This is what used to be: a big mess. I had a jewelry corner filled to bursting with beads and wire, and a cabinet of out-of-date office machines. There were three folding tables, and about 80 pieces of pottery on tables, stands and shelves. Long ago, I had improvised onother table of cinder blocks and a board, and yet two more tables of sawhorses and boards. It all stood in the drab, poorly lit space I want to call The Gallery Downstairs. (I can’t yet; but you can bet I’m going to, when it loses its sad old vinyl floor and stops being a playground for mouse visitors).
First on the agenda was saying bye bye to that mouse and any of its family. I set traps, found and sealed a hole, and hung a Not Welcome sign below the sink that read, Adios, ratons.

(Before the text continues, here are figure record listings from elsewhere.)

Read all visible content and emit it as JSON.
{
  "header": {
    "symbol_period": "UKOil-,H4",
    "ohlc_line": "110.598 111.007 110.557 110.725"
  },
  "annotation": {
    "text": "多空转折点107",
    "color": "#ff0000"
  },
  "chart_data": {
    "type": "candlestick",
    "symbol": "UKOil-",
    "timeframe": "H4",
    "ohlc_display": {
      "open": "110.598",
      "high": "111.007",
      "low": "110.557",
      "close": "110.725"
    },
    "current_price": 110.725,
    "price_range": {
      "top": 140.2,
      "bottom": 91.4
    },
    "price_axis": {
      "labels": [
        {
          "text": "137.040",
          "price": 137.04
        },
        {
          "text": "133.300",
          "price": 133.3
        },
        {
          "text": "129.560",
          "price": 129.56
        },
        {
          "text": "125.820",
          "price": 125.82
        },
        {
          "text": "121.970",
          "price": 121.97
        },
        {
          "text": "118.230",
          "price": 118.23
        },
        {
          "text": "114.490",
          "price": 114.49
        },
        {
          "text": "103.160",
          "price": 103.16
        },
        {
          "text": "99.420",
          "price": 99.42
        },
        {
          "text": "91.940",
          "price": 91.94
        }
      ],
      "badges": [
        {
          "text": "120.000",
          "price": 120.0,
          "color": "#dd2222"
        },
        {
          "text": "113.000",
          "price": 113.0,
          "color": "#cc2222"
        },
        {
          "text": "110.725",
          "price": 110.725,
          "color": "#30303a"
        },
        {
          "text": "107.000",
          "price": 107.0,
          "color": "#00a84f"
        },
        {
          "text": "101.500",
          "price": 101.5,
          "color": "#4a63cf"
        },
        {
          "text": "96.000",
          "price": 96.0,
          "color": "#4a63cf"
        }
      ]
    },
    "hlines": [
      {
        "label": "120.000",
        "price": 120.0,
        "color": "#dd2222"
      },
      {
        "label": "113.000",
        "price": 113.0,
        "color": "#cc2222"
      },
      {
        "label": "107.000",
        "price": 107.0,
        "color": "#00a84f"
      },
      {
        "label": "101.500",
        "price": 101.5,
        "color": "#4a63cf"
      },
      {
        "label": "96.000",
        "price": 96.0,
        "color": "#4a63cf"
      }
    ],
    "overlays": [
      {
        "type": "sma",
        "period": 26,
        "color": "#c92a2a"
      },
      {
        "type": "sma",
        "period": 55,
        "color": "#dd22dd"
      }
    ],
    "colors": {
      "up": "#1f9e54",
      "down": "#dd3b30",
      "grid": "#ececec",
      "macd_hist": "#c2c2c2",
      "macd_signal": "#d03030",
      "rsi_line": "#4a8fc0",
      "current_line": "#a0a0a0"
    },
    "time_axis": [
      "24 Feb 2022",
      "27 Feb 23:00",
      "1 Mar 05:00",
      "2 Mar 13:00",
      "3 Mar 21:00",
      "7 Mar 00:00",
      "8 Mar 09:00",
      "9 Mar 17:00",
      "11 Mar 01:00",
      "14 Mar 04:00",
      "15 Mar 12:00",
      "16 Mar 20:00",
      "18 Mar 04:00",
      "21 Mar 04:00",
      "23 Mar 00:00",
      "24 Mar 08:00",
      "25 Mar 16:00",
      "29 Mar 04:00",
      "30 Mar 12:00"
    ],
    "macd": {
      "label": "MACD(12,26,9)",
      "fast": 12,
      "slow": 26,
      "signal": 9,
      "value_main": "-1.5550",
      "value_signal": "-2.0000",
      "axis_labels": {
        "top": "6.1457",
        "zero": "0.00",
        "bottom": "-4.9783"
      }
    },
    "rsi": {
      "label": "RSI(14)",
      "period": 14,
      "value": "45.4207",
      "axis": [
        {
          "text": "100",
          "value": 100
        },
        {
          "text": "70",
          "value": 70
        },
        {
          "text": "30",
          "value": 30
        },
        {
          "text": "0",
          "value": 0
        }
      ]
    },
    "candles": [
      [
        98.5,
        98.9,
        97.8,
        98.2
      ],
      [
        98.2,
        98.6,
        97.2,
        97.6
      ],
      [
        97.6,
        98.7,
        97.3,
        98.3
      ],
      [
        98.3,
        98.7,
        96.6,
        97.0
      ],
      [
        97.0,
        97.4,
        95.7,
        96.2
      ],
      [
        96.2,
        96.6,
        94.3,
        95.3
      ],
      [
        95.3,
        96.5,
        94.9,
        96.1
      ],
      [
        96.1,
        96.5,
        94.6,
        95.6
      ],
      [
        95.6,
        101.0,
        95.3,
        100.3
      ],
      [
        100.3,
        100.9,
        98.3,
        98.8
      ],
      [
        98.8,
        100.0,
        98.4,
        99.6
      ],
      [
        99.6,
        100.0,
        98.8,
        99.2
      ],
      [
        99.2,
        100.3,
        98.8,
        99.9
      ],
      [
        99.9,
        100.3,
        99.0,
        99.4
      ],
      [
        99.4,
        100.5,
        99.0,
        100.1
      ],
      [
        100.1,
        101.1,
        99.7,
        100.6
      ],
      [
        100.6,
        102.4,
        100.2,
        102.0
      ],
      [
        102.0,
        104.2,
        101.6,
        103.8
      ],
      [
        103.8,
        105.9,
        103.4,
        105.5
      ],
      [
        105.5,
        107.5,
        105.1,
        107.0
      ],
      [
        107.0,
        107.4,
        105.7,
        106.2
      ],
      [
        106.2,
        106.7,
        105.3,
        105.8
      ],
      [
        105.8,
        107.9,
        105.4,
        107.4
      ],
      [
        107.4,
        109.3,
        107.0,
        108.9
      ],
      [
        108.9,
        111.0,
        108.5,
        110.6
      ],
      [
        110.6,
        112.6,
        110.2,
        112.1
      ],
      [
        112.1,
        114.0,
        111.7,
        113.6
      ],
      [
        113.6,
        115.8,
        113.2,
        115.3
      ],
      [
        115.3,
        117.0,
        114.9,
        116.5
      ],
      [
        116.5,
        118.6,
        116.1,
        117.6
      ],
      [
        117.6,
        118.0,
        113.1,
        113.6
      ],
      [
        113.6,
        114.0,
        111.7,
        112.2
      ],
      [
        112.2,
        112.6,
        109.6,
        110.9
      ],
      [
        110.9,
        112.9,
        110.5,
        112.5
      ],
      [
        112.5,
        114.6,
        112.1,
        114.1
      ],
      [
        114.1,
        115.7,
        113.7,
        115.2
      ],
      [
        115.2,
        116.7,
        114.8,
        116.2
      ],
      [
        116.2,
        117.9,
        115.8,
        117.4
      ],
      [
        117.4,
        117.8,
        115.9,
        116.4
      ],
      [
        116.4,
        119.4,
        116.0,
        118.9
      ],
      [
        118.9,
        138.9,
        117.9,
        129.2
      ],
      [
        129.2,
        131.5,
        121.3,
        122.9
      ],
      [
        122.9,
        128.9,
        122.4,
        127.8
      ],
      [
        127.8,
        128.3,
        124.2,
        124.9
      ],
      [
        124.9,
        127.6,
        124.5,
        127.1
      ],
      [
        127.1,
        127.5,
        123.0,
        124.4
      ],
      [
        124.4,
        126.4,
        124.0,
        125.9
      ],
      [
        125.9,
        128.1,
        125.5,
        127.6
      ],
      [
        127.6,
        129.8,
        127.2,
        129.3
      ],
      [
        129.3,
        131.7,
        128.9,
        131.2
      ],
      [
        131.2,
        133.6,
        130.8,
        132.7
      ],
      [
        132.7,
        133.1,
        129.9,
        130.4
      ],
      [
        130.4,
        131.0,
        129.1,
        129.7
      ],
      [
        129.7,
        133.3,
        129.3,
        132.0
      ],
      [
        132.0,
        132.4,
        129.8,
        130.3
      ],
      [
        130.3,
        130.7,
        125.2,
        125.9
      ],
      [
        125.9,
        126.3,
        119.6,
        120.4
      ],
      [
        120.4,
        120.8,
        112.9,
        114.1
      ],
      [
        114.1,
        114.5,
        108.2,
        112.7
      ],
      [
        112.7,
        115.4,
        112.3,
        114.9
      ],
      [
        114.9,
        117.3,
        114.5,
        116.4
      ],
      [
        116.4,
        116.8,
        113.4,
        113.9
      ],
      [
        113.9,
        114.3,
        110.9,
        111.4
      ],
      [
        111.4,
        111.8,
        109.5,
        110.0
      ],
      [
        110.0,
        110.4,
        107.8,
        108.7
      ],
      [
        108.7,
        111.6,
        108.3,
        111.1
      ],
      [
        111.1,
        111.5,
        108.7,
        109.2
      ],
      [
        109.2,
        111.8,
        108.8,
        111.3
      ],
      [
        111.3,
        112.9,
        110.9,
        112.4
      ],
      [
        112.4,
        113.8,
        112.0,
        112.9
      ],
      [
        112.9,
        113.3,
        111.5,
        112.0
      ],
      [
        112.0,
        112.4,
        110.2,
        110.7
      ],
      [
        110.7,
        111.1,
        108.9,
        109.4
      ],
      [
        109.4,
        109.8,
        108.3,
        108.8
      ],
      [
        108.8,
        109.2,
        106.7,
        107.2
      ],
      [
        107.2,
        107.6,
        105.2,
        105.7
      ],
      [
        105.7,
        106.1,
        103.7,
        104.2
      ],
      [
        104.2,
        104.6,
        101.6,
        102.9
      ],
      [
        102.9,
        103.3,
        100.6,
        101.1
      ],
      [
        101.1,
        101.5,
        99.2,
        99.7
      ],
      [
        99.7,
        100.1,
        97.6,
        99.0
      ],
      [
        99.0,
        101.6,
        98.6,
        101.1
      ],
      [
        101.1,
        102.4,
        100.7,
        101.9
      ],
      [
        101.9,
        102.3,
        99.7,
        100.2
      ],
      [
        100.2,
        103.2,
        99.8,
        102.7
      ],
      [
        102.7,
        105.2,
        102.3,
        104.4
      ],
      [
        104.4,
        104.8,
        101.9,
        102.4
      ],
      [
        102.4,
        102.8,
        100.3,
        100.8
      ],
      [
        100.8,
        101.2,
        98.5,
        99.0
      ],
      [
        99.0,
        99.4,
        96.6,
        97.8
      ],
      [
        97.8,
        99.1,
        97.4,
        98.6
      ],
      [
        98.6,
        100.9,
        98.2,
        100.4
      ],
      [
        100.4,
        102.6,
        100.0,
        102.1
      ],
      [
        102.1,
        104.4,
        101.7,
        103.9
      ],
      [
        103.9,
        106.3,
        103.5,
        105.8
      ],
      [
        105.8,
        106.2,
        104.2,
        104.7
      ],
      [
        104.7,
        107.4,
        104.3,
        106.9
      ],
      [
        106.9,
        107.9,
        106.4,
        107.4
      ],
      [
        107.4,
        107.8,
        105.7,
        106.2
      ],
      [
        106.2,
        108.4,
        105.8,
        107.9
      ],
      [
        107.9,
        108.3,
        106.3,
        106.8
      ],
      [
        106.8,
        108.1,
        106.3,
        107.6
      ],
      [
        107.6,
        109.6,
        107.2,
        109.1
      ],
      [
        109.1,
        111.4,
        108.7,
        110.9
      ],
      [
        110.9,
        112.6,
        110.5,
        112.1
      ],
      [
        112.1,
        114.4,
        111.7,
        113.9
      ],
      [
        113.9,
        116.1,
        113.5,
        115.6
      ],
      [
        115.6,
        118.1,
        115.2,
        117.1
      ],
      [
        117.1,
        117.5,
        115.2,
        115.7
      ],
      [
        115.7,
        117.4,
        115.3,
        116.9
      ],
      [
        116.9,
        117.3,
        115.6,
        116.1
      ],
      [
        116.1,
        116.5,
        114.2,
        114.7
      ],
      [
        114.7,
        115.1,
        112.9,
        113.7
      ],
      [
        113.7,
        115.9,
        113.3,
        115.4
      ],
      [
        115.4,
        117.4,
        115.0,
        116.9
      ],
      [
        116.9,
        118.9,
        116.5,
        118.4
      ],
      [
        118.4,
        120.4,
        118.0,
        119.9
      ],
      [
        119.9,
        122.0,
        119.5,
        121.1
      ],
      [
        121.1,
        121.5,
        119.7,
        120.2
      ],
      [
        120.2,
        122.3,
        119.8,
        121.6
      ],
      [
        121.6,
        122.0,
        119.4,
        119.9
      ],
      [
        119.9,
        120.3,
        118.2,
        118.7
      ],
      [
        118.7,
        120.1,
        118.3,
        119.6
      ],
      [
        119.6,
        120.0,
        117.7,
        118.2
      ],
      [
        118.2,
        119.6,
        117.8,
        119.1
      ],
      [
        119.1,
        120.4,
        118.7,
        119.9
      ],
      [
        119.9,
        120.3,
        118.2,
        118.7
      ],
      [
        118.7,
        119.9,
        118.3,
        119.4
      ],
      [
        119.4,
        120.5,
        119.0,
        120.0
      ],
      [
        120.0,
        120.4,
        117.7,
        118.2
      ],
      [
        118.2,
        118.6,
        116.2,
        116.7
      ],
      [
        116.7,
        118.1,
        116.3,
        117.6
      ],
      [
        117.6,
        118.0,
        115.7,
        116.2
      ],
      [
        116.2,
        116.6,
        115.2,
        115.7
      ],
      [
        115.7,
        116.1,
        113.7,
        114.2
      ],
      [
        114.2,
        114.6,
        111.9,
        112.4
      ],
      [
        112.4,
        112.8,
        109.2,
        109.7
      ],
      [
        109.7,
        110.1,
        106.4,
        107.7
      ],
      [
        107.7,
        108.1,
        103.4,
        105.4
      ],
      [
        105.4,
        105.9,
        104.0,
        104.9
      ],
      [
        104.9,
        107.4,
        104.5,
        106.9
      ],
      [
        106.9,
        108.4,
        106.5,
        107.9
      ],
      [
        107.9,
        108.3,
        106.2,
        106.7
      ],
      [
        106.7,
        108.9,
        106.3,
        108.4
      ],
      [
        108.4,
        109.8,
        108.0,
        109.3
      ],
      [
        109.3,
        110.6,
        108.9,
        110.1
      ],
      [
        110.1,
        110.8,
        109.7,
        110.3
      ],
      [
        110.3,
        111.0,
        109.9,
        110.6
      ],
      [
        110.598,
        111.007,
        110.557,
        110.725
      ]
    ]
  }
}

The cabinet full of defunct office machines took up prime real estate. Machines were sent elsewhere so that I had a big, empty cabinet. It filled up quickly with the collection of beads (thousands, in many little drawers), spools of wire, and all other non-clay craft supplies. I kept the jewelry bench and my tools out, though. An artisan always has use for good files and pliers and a Flexi-Shaft tool for fine cutting, polishing and drilling.
I packed up the pottery in bubble wrap and old clean towels and boxed it for storage. There was more pottery than bubble wrap, so I loaded up the ware cart and rolled the rest of the pots to the kiln room in shifts, where they’ve been transferred to shelves. Tired and far from done, I took a little "Pot Drop therapy", also known as the Breaking of the Pottery, which not only kept me calmer but also rid the studio of bad “seconds.” This activity is surprisingly good for releasing negative energy. The only downside is sweeping up after.
Too nice to give away, too sentimentally connected to sell, boxes of my mother-in-law’s china and keepsakes from her house got hauled from their old home beneath the open gallery steps and were stowed upstairs to an attic crawl space instead.
We have yet to roll the extra fridge out of the future gallery and into the laundry/extra kitchen-ish room, but when we do, there will be more room yet to display art.
With tables folded, sawhorses too, big boards stowed away, three ugly old bookshelf units emptied of children's toys and pottery and removed; (with that attic area also cleaned and the toys relocated to it;) with eight cinder blocks hauled out back under the deck; suddenly you can see lots of floor.
Tony the Floor Man came to talk estimates with me, for putting down a new vinyl floor. The price was twice my expectation.
Robert the Electrician came to discuss wiring, upgrading the existing can lights to show the work better, and adding adjustable spot lighting. He could not give me a price because I have yet to figure out the display shelving and thus the placement of spotlights. Robert is a stickler for code and safety, and he’s slow and meticulous. I expect better lighting to cost fully as much as the floor.
Meanwhile, a hacker attacked my website yesterday, and it was blacklisted on Google and made inaccessible to the public. Leah at iPoint Web Design is on a search and destroy mission as I write this.
Very long story made very short, it’s been a while since I had my hands in clay. Withdrawal symptoms are too many to enumerate… sing with me...I've got the Many-Day-No-Clay-pre-Reno Ba-lllu-uuues!